Wednesday, December 17, 2014
Ryoko Akama/Bruno Duplant/Dominic Lash - next to nothing (Another Timbre)
The latest in an ongoing series of long-distance collaborations involving Duplant. I still find myself going back and forth on the idea but, at the very least, Duplant (percussion, tone generator) chooses some fine musicians with whom to interact over horizon, here Ryoko Akama (VCS3 and Dom Lash (double bass, clarinet, laptop, percussion. I say, "Duplant" as I get the sense that the instigation of the project was his but the disc contains four pieces, one each by he and Lash and two (or two variations of one) by Akama.

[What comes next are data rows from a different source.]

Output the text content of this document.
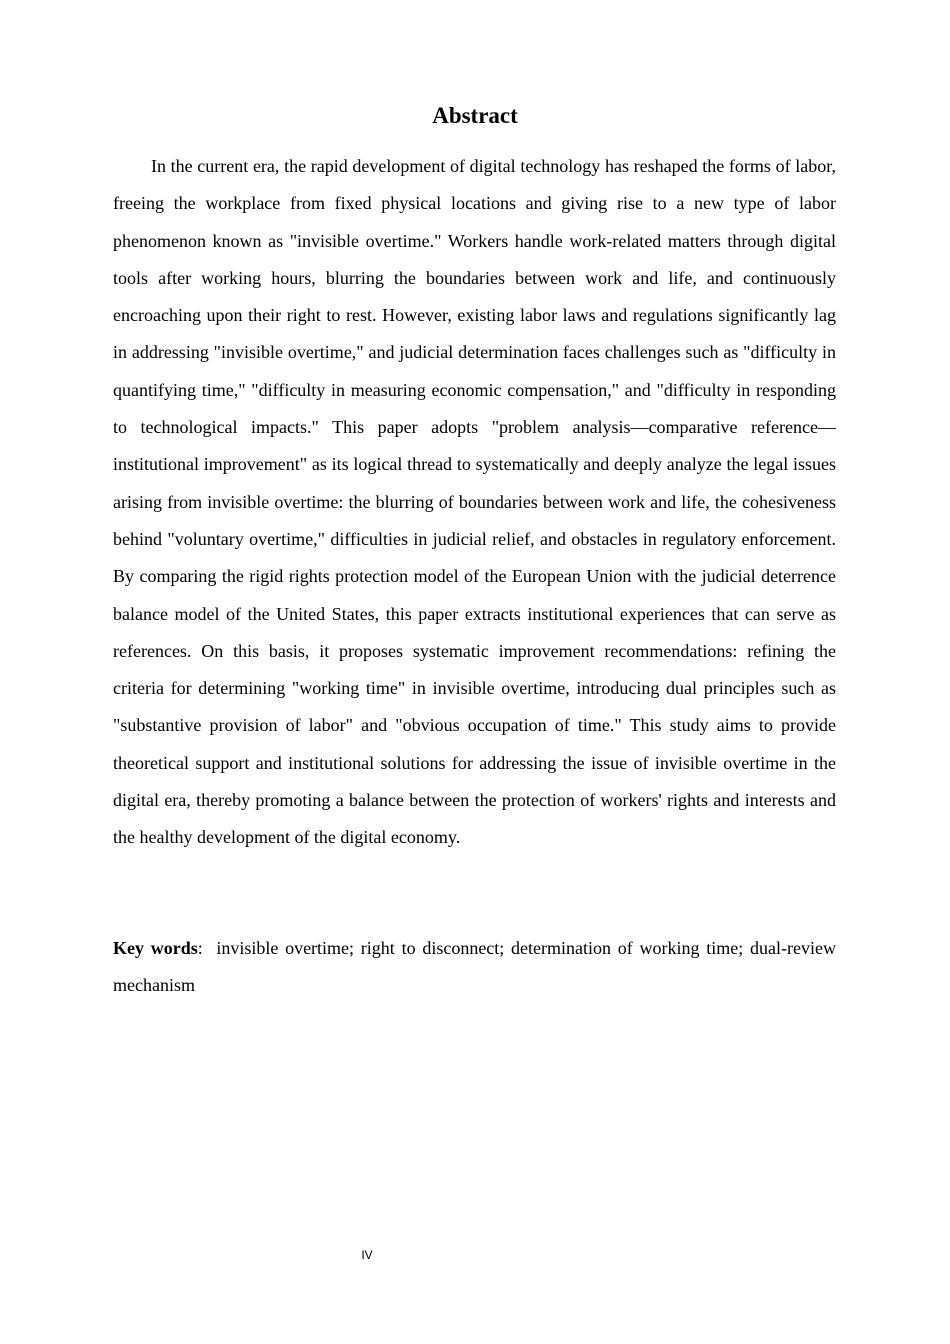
Abstract

In the current era, the rapid development of digital technology has reshaped the forms of labor, freeing the workplace from fixed physical locations and giving rise to a new type of labor phenomenon known as "invisible overtime." Workers handle work-related matters through digital tools after working hours, blurring the boundaries between work and life, and continuously encroaching upon their right to rest. However, existing labor laws and regulations significantly lag in addressing "invisible overtime," and judicial determination faces challenges such as "difficulty in quantifying time," "difficulty in measuring economic compensation," and "difficulty in responding to technological impacts." This paper adopts "problem analysis—comparative reference—institutional improvement" as its logical thread to systematically and deeply analyze the legal issues arising from invisible overtime: the blurring of boundaries between work and life, the cohesiveness behind "voluntary overtime," difficulties in judicial relief, and obstacles in regulatory enforcement. By comparing the rigid rights protection model of the European Union with the judicial deterrence balance model of the United States, this paper extracts institutional experiences that can serve as references. On this basis, it proposes systematic improvement recommendations: refining the criteria for determining "working time" in invisible overtime, introducing dual principles such as "substantive provision of labor" and "obvious occupation of time." This study aims to provide theoretical support and institutional solutions for addressing the issue of invisible overtime in the digital era, thereby promoting a balance between the protection of workers' rights and interests and the healthy development of the digital economy.

Key words: invisible overtime; right to disconnect; determination of working time; dual-review mechanism

IV
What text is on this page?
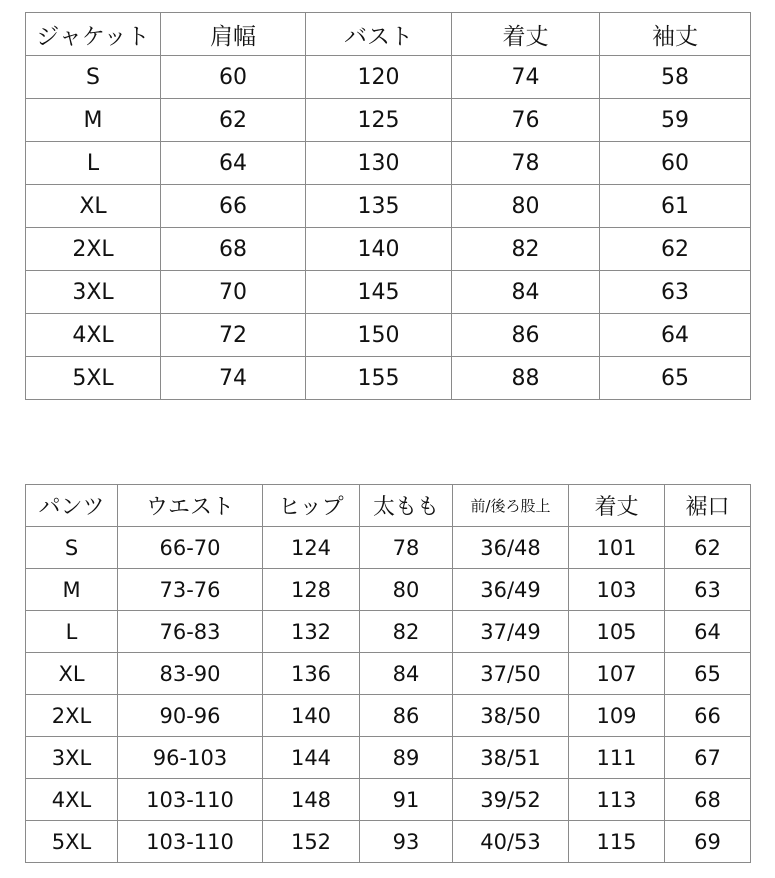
ジャケット	肩幅	バスト	着丈	袖丈
S	60	120	74	58
M	62	125	76	59
L	64	130	78	60
XL	66	135	80	61
2XL	68	140	82	62
3XL	70	145	84	63
4XL	72	150	86	64
5XL	74	155	88	65
パンツ	ウエスト	ヒップ	太もも	前/後ろ股上	着丈	裾口
S	66-70	124	78	36/48	101	62
M	73-76	128	80	36/49	103	63
L	76-83	132	82	37/49	105	64
XL	83-90	136	84	37/50	107	65
2XL	90-96	140	86	38/50	109	66
3XL	96-103	144	89	38/51	111	67
4XL	103-110	148	91	39/52	113	68
5XL	103-110	152	93	40/53	115	69
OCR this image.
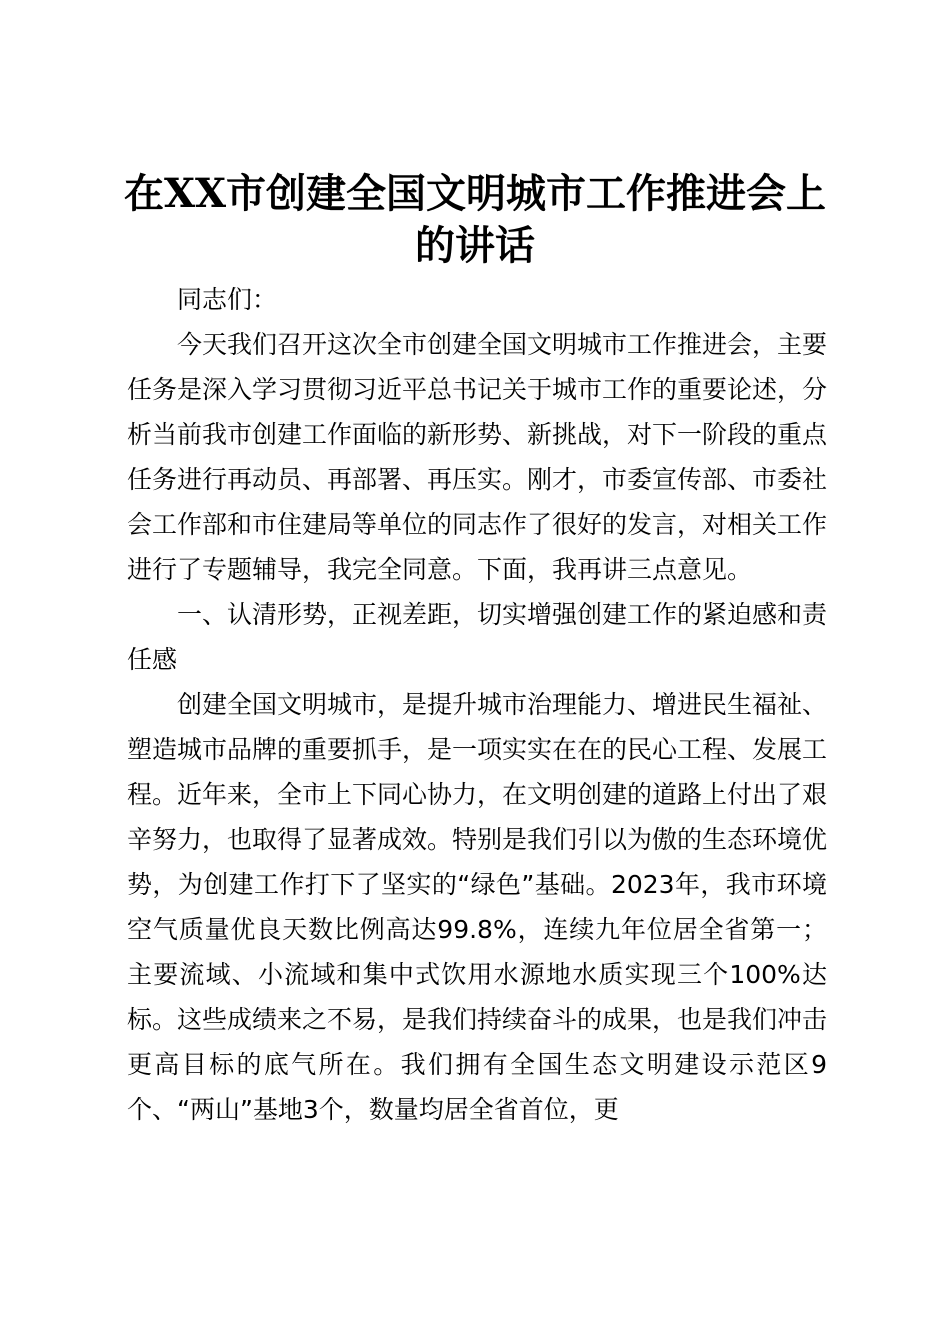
在XX市创建全国文明城市工作推进会上的讲话

同志们：

今天我们召开这次全市创建全国文明城市工作推进会，主要任务是深入学习贯彻习近平总书记关于城市工作的重要论述，分析当前我市创建工作面临的新形势、新挑战，对下一阶段的重点任务进行再动员、再部署、再压实。刚才，市委宣传部、市委社会工作部和市住建局等单位的同志作了很好的发言，对相关工作进行了专题辅导，我完全同意。下面，我再讲三点意见。

一、认清形势，正视差距，切实增强创建工作的紧迫感和责任感

创建全国文明城市，是提升城市治理能力、增进民生福祉、塑造城市品牌的重要抓手，是一项实实在在的民心工程、发展工程。近年来，全市上下同心协力，在文明创建的道路上付出了艰辛努力，也取得了显著成效。特别是我们引以为傲的生态环境优势，为创建工作打下了坚实的“绿色”基础。2023年，我市环境空气质量优良天数比例高达99.8%，连续九年位居全省第一；主要流域、小流域和集中式饮用水源地水质实现三个100%达标。这些成绩来之不易，是我们持续奋斗的成果，也是我们冲击更高目标的底气所在。我们拥有全国生态文明建设示范区9个、“两山”基地3个，数量均居全省首位，更
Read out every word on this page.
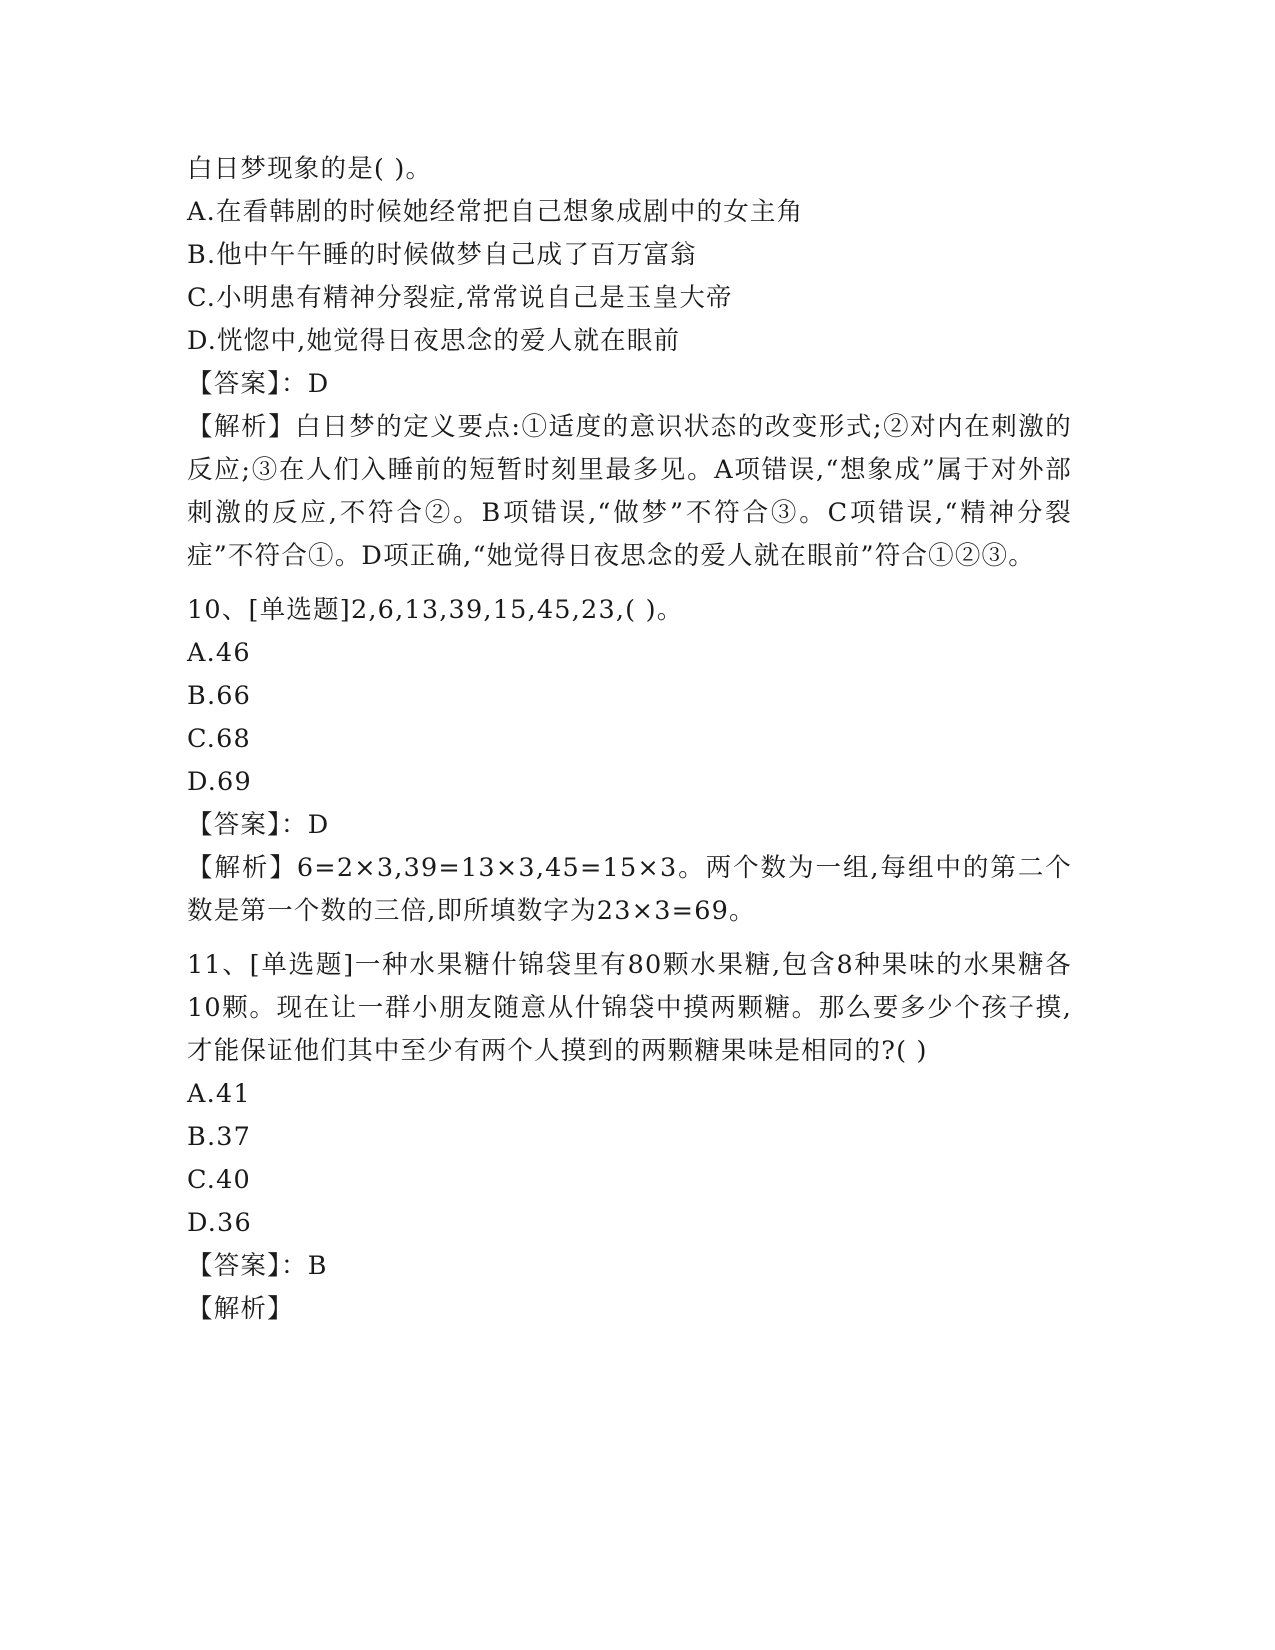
白日梦现象的是( )。
A.在看韩剧的时候她经常把自己想象成剧中的女主角
B.他中午午睡的时候做梦自己成了百万富翁
C.小明患有精神分裂症,常常说自己是玉皇大帝
D.恍惚中,她觉得日夜思念的爱人就在眼前
【答案】：D
【解析】白日梦的定义要点:①适度的意识状态的改变形式;②对内在刺激的反应;③在人们入睡前的短暂时刻里最多见。A项错误,“想象成”属于对外部刺激的反应,不符合②。B项错误,“做梦”不符合③。C项错误,“精神分裂症”不符合①。D项正确,“她觉得日夜思念的爱人就在眼前”符合①②③。
10、[单选题]2,6,13,39,15,45,23,( )。
A.46
B.66
C.68
D.69
【答案】：D
【解析】6=2×3,39=13×3,45=15×3。两个数为一组,每组中的第二个数是第一个数的三倍,即所填数字为23×3=69。
11、[单选题]一种水果糖什锦袋里有80颗水果糖,包含8种果味的水果糖各10颗。现在让一群小朋友随意从什锦袋中摸两颗糖。那么要多少个孩子摸,才能保证他们其中至少有两个人摸到的两颗糖果味是相同的?( )
A.41
B.37
C.40
D.36
【答案】：B
【解析】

Duplant's "a field, next to nothing", while presumably knowingly playing on the English translation of the Ferrari work, has nothing to do with field recordings (though there is a bit of knocking about in the middle distance on occasion) but rather is a text score that, from the result, seems to strongly urge held tones of given durations as the tones generated by the performers roughly (not precisely) overlap with 8-10 second pauses in between. It was written with the trio of Antoine Beuger, Jürg Frey and Radu Malfatti in mind, so its Wandelweiser-esque nature is no surprise but the tones chosen are extremely warm and inviting, sliding around each other gently, caressing, the pitch shifts often subtle but sometimes, as at about the 20 minute mark and again just before the piece's conclusion, distinct enough as to acquire some drama. A lovely piece, well realized, no complaints on non-physical presence from me.
Akama offers "grade two" and "grade two extended". Three disparate sounds quickly emerge: a pure electronic tone, a struck bell or other metal, quickly damped and a plucked bass. This relatively granular (large grains, though) approach contrasts well with the preceding work in one manner but also carries forward a similar overall feel, one of sustained, serene contemplation. There's an odd conversational, even questioning aspect to it, almost like people speaking three different languages but amiably, relaxedly, attempting to communicate. Despite the titular similarity, Akama's second piece sounds nothing like the first, the elements consisting of static, a fluctuating tone and deep, bowed bass and being more contiguous to each other, wavering but never ceasing. The cross section of textures is appealing, but I somehow wanted to hear more shape in the work's structure.
Lash confronts the reality of the situation by titling his contribution, "three players, not together". Though it begins in an area similar to Akama's "grade two" it quickly shifts direction and ends up standing somewhat apart form the other music; it's also my favorite track. A rough set of clicks intrudes, slows down, stops. Underlying billows of troubling electronics weave through high, almost brittle scrims, halt, pick up. A chime sounds in the darkness, an organ-y chord emerges. It's almost cinematic, with an edge of the surreal and random, very dark and oily. It's strong and uncomfortable. The other pieces are fine but this was needed as a tonic, a different take on long-distance cooperation, perhaps and an impressive job.